Se this: Lieglsteiner
This can be seen as the first book on bonsai in Europe.
I wrote this in 2000 to the IBC list:
Deo Aglibut, a member of the Bonsai Club Tirol has found a most remarkable book. It was written in 1725 by a guy called George Liegelsteiner, who was the court gardener of the Archbishop of Salzburg, Austria. He writes about dwarfing trees so that they look like a very beautiful big tree, but only much smaller. He understands tree physiology like only a small minority of bonsai enthusiasts today. He explains in detail how to shorten roots and transplant trees often, how to shorten branches, how to correct a onesided tree.
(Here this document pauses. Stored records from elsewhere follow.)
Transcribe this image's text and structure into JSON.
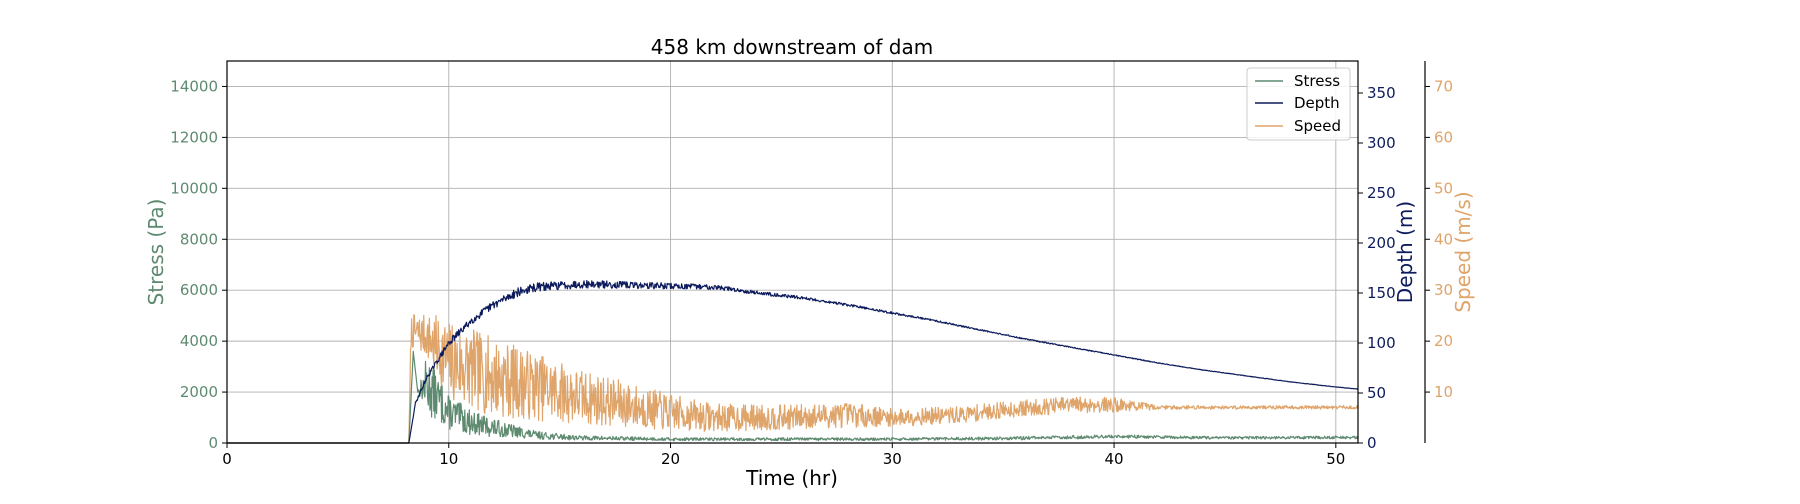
{
  "chart_data": {
    "type": "line",
    "title": "458 km downstream of dam",
    "xlabel": "Time (hr)",
    "xlim": [
      0,
      51
    ],
    "xticks": [
      0,
      10,
      20,
      30,
      40,
      50
    ],
    "grid": true,
    "legend_position": "top-right",
    "series": [
      {
        "name": "Stress",
        "axis": "left",
        "color": "#5e8a70",
        "ylabel": "Stress (Pa)",
        "ylim": [
          0,
          15000
        ],
        "yticks": [
          0,
          2000,
          4000,
          6000,
          8000,
          10000,
          12000,
          14000
        ],
        "points": [
          [
            0,
            0
          ],
          [
            8.2,
            0
          ],
          [
            8.4,
            3600
          ],
          [
            8.6,
            2000
          ],
          [
            9,
            2300
          ],
          [
            10,
            1200
          ],
          [
            11,
            800
          ],
          [
            12,
            600
          ],
          [
            14,
            300
          ],
          [
            16,
            200
          ],
          [
            20,
            150
          ],
          [
            25,
            150
          ],
          [
            30,
            150
          ],
          [
            35,
            180
          ],
          [
            40,
            260
          ],
          [
            45,
            200
          ],
          [
            50,
            220
          ],
          [
            51,
            220
          ]
        ],
        "noise": [
          0,
          0,
          0,
          0,
          0.5,
          0.55,
          0.6,
          0.6,
          0.5,
          0.45,
          0.4,
          0.4,
          0.35,
          0.35,
          0.25,
          0.25,
          0.25,
          0.25
        ]
      },
      {
        "name": "Depth",
        "axis": "right",
        "color": "#0d1b5c",
        "ylabel": "Depth (m)",
        "ylim": [
          0,
          382
        ],
        "yticks": [
          0,
          50,
          100,
          150,
          200,
          250,
          300,
          350
        ],
        "points": [
          [
            0,
            0
          ],
          [
            8.2,
            0
          ],
          [
            8.5,
            40
          ],
          [
            9,
            65
          ],
          [
            10,
            100
          ],
          [
            11,
            122
          ],
          [
            12,
            138
          ],
          [
            13,
            150
          ],
          [
            14,
            156
          ],
          [
            16,
            159
          ],
          [
            18,
            158
          ],
          [
            20,
            157
          ],
          [
            22,
            156
          ],
          [
            24,
            150
          ],
          [
            26,
            145
          ],
          [
            28,
            138
          ],
          [
            30,
            130
          ],
          [
            32,
            122
          ],
          [
            34,
            113
          ],
          [
            36,
            104
          ],
          [
            38,
            96
          ],
          [
            40,
            88
          ],
          [
            42,
            80
          ],
          [
            44,
            73
          ],
          [
            46,
            67
          ],
          [
            48,
            61
          ],
          [
            50,
            56
          ],
          [
            51,
            54
          ]
        ],
        "noise": [
          0,
          0,
          0.03,
          0.03,
          0.035,
          0.03,
          0.03,
          0.03,
          0.028,
          0.025,
          0.022,
          0.02,
          0.015,
          0.012,
          0.01,
          0.009,
          0.008,
          0.007,
          0.006,
          0.006,
          0.005,
          0.005,
          0.005,
          0.004,
          0.004,
          0.004,
          0.004,
          0.004
        ]
      },
      {
        "name": "Speed",
        "axis": "right2",
        "color": "#dfa46a",
        "ylabel": "Speed (m/s)",
        "ylim": [
          0,
          75
        ],
        "yticks": [
          10,
          20,
          30,
          40,
          50,
          60,
          70
        ],
        "points": [
          [
            0,
            0
          ],
          [
            8.2,
            0
          ],
          [
            8.3,
            22
          ],
          [
            9,
            21
          ],
          [
            10,
            16
          ],
          [
            12,
            13
          ],
          [
            14,
            11
          ],
          [
            16,
            9
          ],
          [
            18,
            7.5
          ],
          [
            20,
            6
          ],
          [
            22,
            5
          ],
          [
            25,
            5
          ],
          [
            28,
            5.5
          ],
          [
            30,
            5
          ],
          [
            33,
            5.5
          ],
          [
            35,
            6.5
          ],
          [
            38,
            7.5
          ],
          [
            40,
            7.5
          ],
          [
            42,
            7
          ],
          [
            45,
            7
          ],
          [
            48,
            7
          ],
          [
            51,
            7
          ]
        ],
        "noise": [
          0,
          0,
          0.15,
          0.2,
          0.5,
          0.6,
          0.6,
          0.6,
          0.6,
          0.6,
          0.55,
          0.5,
          0.45,
          0.35,
          0.3,
          0.25,
          0.22,
          0.2,
          0.06,
          0.05,
          0.05,
          0.05
        ]
      }
    ]
  }
}
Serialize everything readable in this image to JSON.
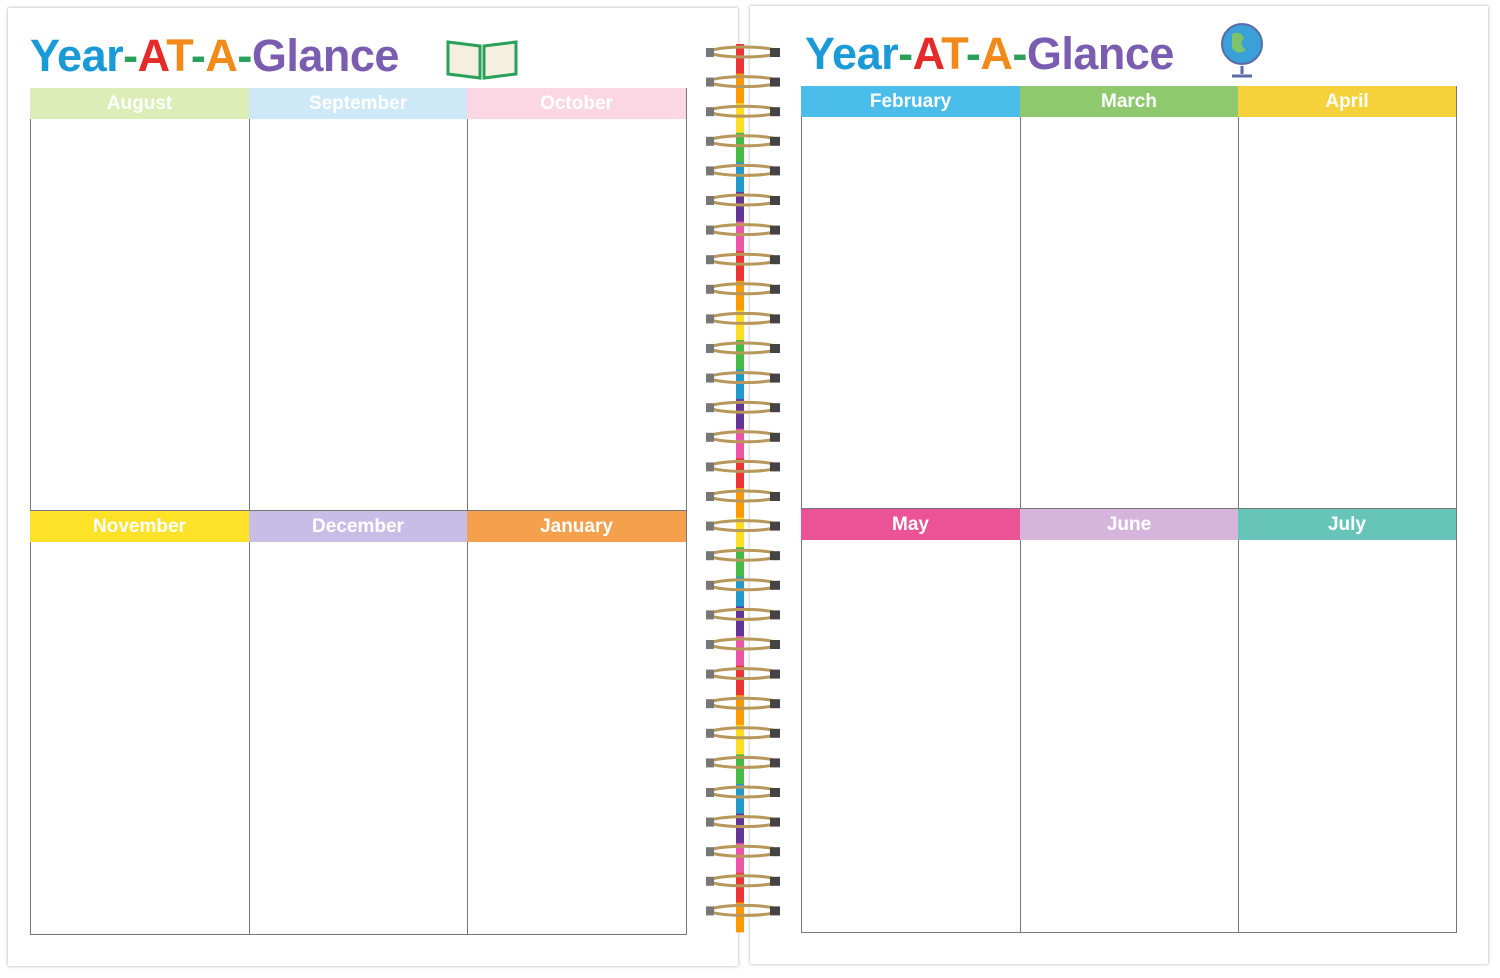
{
  "pages": [
    {
      "title": "Year-AT-A-Glance",
      "months": [
        {
          "name": "August",
          "color": "#dcedb8"
        },
        {
          "name": "September",
          "color": "#cde9f8"
        },
        {
          "name": "October",
          "color": "#fbd6e3"
        },
        {
          "name": "November",
          "color": "#fde227"
        },
        {
          "name": "December",
          "color": "#c8bde6"
        },
        {
          "name": "January",
          "color": "#f5a04c"
        }
      ]
    },
    {
      "title": "Year-AT-A-Glance",
      "months": [
        {
          "name": "February",
          "color": "#4bbdea"
        },
        {
          "name": "March",
          "color": "#8ec96d"
        },
        {
          "name": "April",
          "color": "#f6d23a"
        },
        {
          "name": "May",
          "color": "#ec5396"
        },
        {
          "name": "June",
          "color": "#d5b5db"
        },
        {
          "name": "July",
          "color": "#66c4b9"
        }
      ]
    }
  ]
}
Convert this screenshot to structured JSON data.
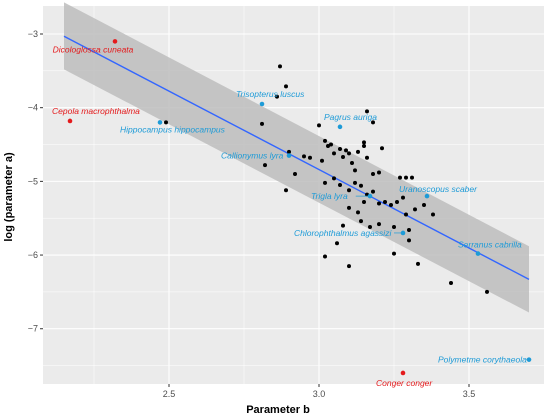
{
  "chart_data": {
    "type": "scatter",
    "title": "",
    "xlabel": "Parameter b",
    "ylabel": "log (parameter a)",
    "xlim": [
      2.08,
      3.75
    ],
    "ylim": [
      -7.75,
      -2.62
    ],
    "x_ticks": [
      2.5,
      3.0,
      3.5
    ],
    "x_tick_labels": [
      "2.5",
      "3.0",
      "3.5"
    ],
    "y_ticks": [
      -7,
      -6,
      -5,
      -4,
      -3
    ],
    "y_tick_labels": [
      "−7",
      "−6",
      "−5",
      "−4",
      "−3"
    ],
    "grid": true,
    "legend": "none",
    "colors": {
      "panel": "#ebebeb",
      "grid_major": "#ffffff",
      "regular_point": "#000000",
      "outlier": "#e41a1c",
      "influential": "#1e9bd7",
      "fit_line": "#3366ff",
      "confidence_band": "#bdbdbd"
    },
    "regression": {
      "x": [
        2.15,
        3.7
      ],
      "fit": [
        -3.03,
        -6.33
      ],
      "lower": [
        -3.48,
        -6.78
      ],
      "upper": [
        -2.57,
        -5.88
      ]
    },
    "points": [
      {
        "x": 2.49,
        "y": -4.2
      },
      {
        "x": 2.81,
        "y": -4.22
      },
      {
        "x": 2.82,
        "y": -4.78
      },
      {
        "x": 2.86,
        "y": -3.85
      },
      {
        "x": 2.87,
        "y": -3.44
      },
      {
        "x": 2.89,
        "y": -3.71
      },
      {
        "x": 2.9,
        "y": -4.6
      },
      {
        "x": 2.92,
        "y": -4.9
      },
      {
        "x": 2.95,
        "y": -4.66
      },
      {
        "x": 2.97,
        "y": -4.68
      },
      {
        "x": 2.89,
        "y": -5.12
      },
      {
        "x": 3.0,
        "y": -4.24
      },
      {
        "x": 3.01,
        "y": -4.72
      },
      {
        "x": 3.02,
        "y": -4.45
      },
      {
        "x": 3.03,
        "y": -4.52
      },
      {
        "x": 3.04,
        "y": -4.5
      },
      {
        "x": 3.05,
        "y": -4.62
      },
      {
        "x": 3.07,
        "y": -4.56
      },
      {
        "x": 3.08,
        "y": -4.67
      },
      {
        "x": 3.09,
        "y": -4.58
      },
      {
        "x": 3.1,
        "y": -4.62
      },
      {
        "x": 3.11,
        "y": -4.75
      },
      {
        "x": 3.12,
        "y": -4.85
      },
      {
        "x": 3.13,
        "y": -4.6
      },
      {
        "x": 3.15,
        "y": -4.47
      },
      {
        "x": 3.16,
        "y": -4.68
      },
      {
        "x": 3.18,
        "y": -4.9
      },
      {
        "x": 3.2,
        "y": -4.88
      },
      {
        "x": 3.21,
        "y": -4.55
      },
      {
        "x": 3.16,
        "y": -4.05
      },
      {
        "x": 3.15,
        "y": -4.52
      },
      {
        "x": 3.02,
        "y": -5.02
      },
      {
        "x": 3.05,
        "y": -4.96
      },
      {
        "x": 3.07,
        "y": -5.05
      },
      {
        "x": 3.1,
        "y": -5.12
      },
      {
        "x": 3.12,
        "y": -5.02
      },
      {
        "x": 3.14,
        "y": -5.06
      },
      {
        "x": 3.16,
        "y": -5.18
      },
      {
        "x": 3.18,
        "y": -5.14
      },
      {
        "x": 3.2,
        "y": -5.3
      },
      {
        "x": 3.1,
        "y": -5.36
      },
      {
        "x": 3.13,
        "y": -5.42
      },
      {
        "x": 3.15,
        "y": -5.28
      },
      {
        "x": 3.08,
        "y": -5.6
      },
      {
        "x": 3.14,
        "y": -5.54
      },
      {
        "x": 3.17,
        "y": -5.62
      },
      {
        "x": 3.2,
        "y": -5.58
      },
      {
        "x": 3.22,
        "y": -5.28
      },
      {
        "x": 3.24,
        "y": -5.32
      },
      {
        "x": 3.26,
        "y": -5.28
      },
      {
        "x": 3.28,
        "y": -5.22
      },
      {
        "x": 3.27,
        "y": -4.95
      },
      {
        "x": 3.29,
        "y": -4.95
      },
      {
        "x": 3.31,
        "y": -4.95
      },
      {
        "x": 3.25,
        "y": -5.62
      },
      {
        "x": 3.29,
        "y": -5.45
      },
      {
        "x": 3.3,
        "y": -5.66
      },
      {
        "x": 3.3,
        "y": -5.8
      },
      {
        "x": 3.32,
        "y": -5.38
      },
      {
        "x": 3.35,
        "y": -5.32
      },
      {
        "x": 3.38,
        "y": -5.45
      },
      {
        "x": 3.25,
        "y": -5.98
      },
      {
        "x": 3.33,
        "y": -6.12
      },
      {
        "x": 3.02,
        "y": -6.02
      },
      {
        "x": 3.06,
        "y": -5.84
      },
      {
        "x": 3.1,
        "y": -6.15
      },
      {
        "x": 3.44,
        "y": -6.38
      },
      {
        "x": 3.56,
        "y": -6.5
      },
      {
        "x": 3.18,
        "y": -4.2
      }
    ],
    "annotations": [
      {
        "label": "Dicologlossa cuneata",
        "x": 2.32,
        "y": -3.1,
        "color": "#e41a1c",
        "anchor": "below"
      },
      {
        "label": "Cepola macrophthalma",
        "x": 2.17,
        "y": -4.18,
        "color": "#e41a1c",
        "anchor": "above"
      },
      {
        "label": "Hippocampus hippocampus",
        "x": 2.47,
        "y": -4.2,
        "color": "#1e9bd7",
        "anchor": "below"
      },
      {
        "label": "Trisopterus luscus",
        "x": 2.81,
        "y": -3.95,
        "color": "#1e9bd7",
        "anchor": "above"
      },
      {
        "label": "Pagrus auriga",
        "x": 3.07,
        "y": -4.26,
        "color": "#1e9bd7",
        "anchor": "above"
      },
      {
        "label": "Callionymus lyra",
        "x": 2.9,
        "y": -4.65,
        "color": "#1e9bd7",
        "anchor": "left"
      },
      {
        "label": "Uranoscopus scaber",
        "x": 3.36,
        "y": -5.2,
        "color": "#1e9bd7",
        "anchor": "above"
      },
      {
        "label": "Trigla lyra",
        "x": 3.17,
        "y": -5.2,
        "color": "#1e9bd7",
        "anchor": "left"
      },
      {
        "label": "Chlorophthalmus agassizi",
        "x": 3.28,
        "y": -5.7,
        "color": "#1e9bd7",
        "anchor": "left"
      },
      {
        "label": "Serranus cabrilla",
        "x": 3.53,
        "y": -5.98,
        "color": "#1e9bd7",
        "anchor": "above"
      },
      {
        "label": "Polymetme corythaeola",
        "x": 3.7,
        "y": -7.42,
        "color": "#1e9bd7",
        "anchor": "left"
      },
      {
        "label": "Conger conger",
        "x": 3.28,
        "y": -7.6,
        "color": "#e41a1c",
        "anchor": "below"
      }
    ]
  }
}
He explaines how to cut back a tree to a stump, let the new shoots grow, cut them back at strategic points, let the newt shoots grow again and cut them back It is exactly the "Chinese" clip and grow technique. He makes drawings which explian the development of a dwarf-tree in a way that could not be improved.
Unfortunately he does not mention ever whether the trees are situated in any containers or in the field. This point does not seem to be of interest to him.
So to purists it is not an early European bonsai book. To me it is. I think the history of bonsai in Europe has to be rewritten.
In the next issue of the German bonsai magazine there will be an article with pictures about it.
Here the text of the title page (in poor English translation): "George Liegelsteiner's court gardener at the Archbishops in Salzburg, well examined DWARF-TREE, or thorough education, how the dwarf-trees are recognized at their roots and branches, yearly cut back, grown again on the other hand, with many fruits which taste better, and how rotten trees can be brougt back into good shape. Frankfurt and Leipzig 1725".